REHPERLİK HİZMETLERİ ETKİN HALE 
GETİRİLMELİ!
Okul ruh sağlığı politikasının geliştirilmesi sürecinde okul ve 
dershanelerde psikolojik danışma ve rehberlik hizmeti etkin hale getirilmeli bu alanlarda çalışacak 
meslek insanlarının eğitimleri desteklenmelidir. Okullarda psikolojik danışma ve rehberlik 
hizmetlerinin ihtiyaçları karşılayacak oranda niceliksel ve niteliksel olarak yaygınlaştırılması 
sağlanmalıdır.
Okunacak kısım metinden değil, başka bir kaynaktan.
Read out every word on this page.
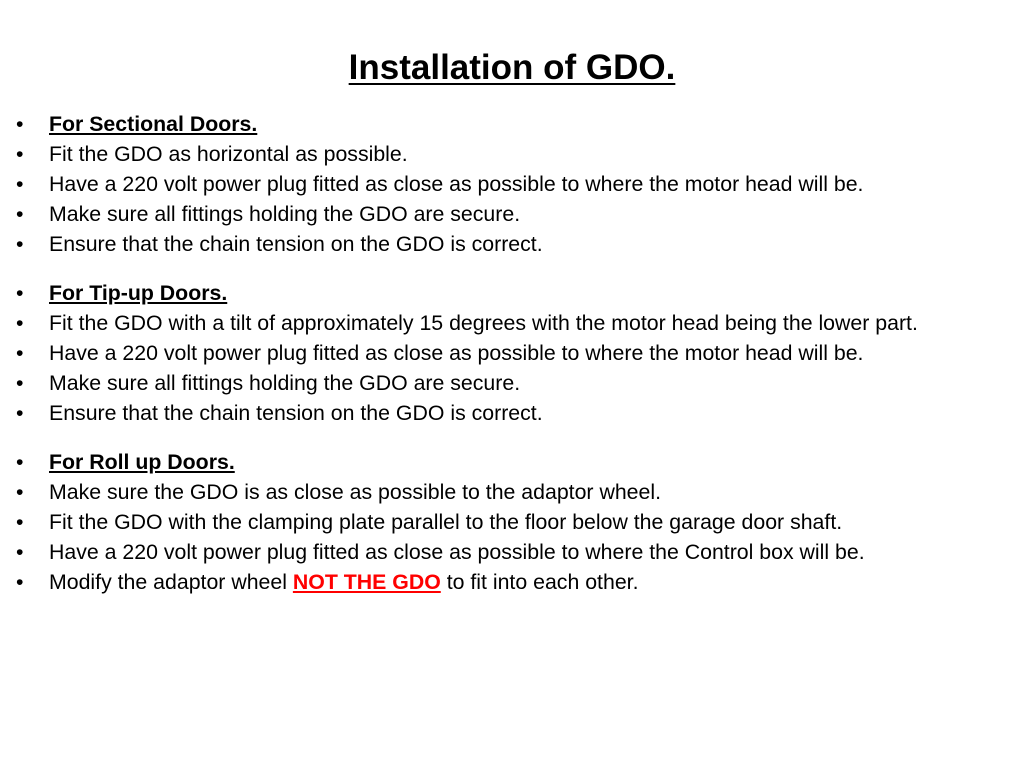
Installation of GDO.
• For Sectional Doors.
• Fit the GDO as horizontal as possible.
• Have a 220 volt power plug fitted as close as possible to where the motor head will be.
• Make sure all fittings holding the GDO are secure.
• Ensure that the chain tension on the GDO is correct.
• For Tip-up Doors.
• Fit the GDO with a tilt of approximately 15 degrees with the motor head being the lower part.
• Have a 220 volt power plug fitted as close as possible to where the motor head will be.
• Make sure all fittings holding the GDO are secure.
• Ensure that the chain tension on the GDO is correct.
• For Roll up Doors.
• Make sure the GDO is as close as possible to the adaptor wheel.
• Fit the GDO with the clamping plate parallel to the floor below the garage door shaft.
• Have a 220 volt power plug fitted as close as possible to where the Control box will be.
• Modify the adaptor wheel NOT THE GDO to fit into each other.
Sivil Toplum Kuruluşları'nın çocuk ve gençlere yönelik olarak yaşam alanları ve boş 
zamanların geçirilebileceği uğraşı alanlarını oluşturması özendirilmeli ve desteklenmelidir. 
Okullarda ruh sağlığını tehdit eden etkenler saptanmalı ve bu konuda koruyucu yaklaşımlar 
geliştirilmelidir. Okul öncesi eğitim kurumlarında ruh sağlığı mesleklerinin eğitimini veren 
üniversite bölümlerinin öğrencilerinin gönüllülük esasında veya yarı zamanlı olarak çalışabilmeleri 
için gerekli düzenlemeler yapılmalıdır. Çocuklara yönelik kitap, dergi gibi yayınlar, bilgisayar 
oyunları ve diğer oyun malzemelerinin toplu üretim öncesinde çocuk ruh sağlığı meslek uzmanları 
tarafından çocukların ruh sağlığı ve gelişimlerine uygunluğu yönünden denetimden geçirilmesini 
sağlayacak bir düzenlemeye gidilmelidir.
Çocukların eğitimi direkt ve dolaylı 
yollardan gerçekleşir; anne baba çocuğun evdeki öğretmenleridir, okulda öğretmen tarafından 
kazandırılacak olumlu bir davranışın evde anne-baba tarafından kolaylıkla bozulabilmesi söz 
konusudur. Bu nedenle de günümüzün öğretmenleri, öğrencilerin evdeki öğretmenleri olarak velilerin 
önemini anlamış durumdadır. Anne-babaların, üzerinde durduğu en önemli konulardan biri, çocuklarının 
iyi bir eğitim alıp alamayacağıdır. Bu açıdan anne-babaların, çocuklarının eğitim yaşantılarını 
nasıl destekleyecekleri önem kazanır. Anne-babalar çocuklarının okul dışındaki öğretmenleridir. Bu 
nedenle de öğretmenler, anne-babaların çocuklarına okul dışında yaptıkları eğitim uygulamalarının 
doğruluğundan kaygı duyarlar. Öğretmenler; ‘Öğrenci ne tür bir eğitim ortamında yaşıyor? 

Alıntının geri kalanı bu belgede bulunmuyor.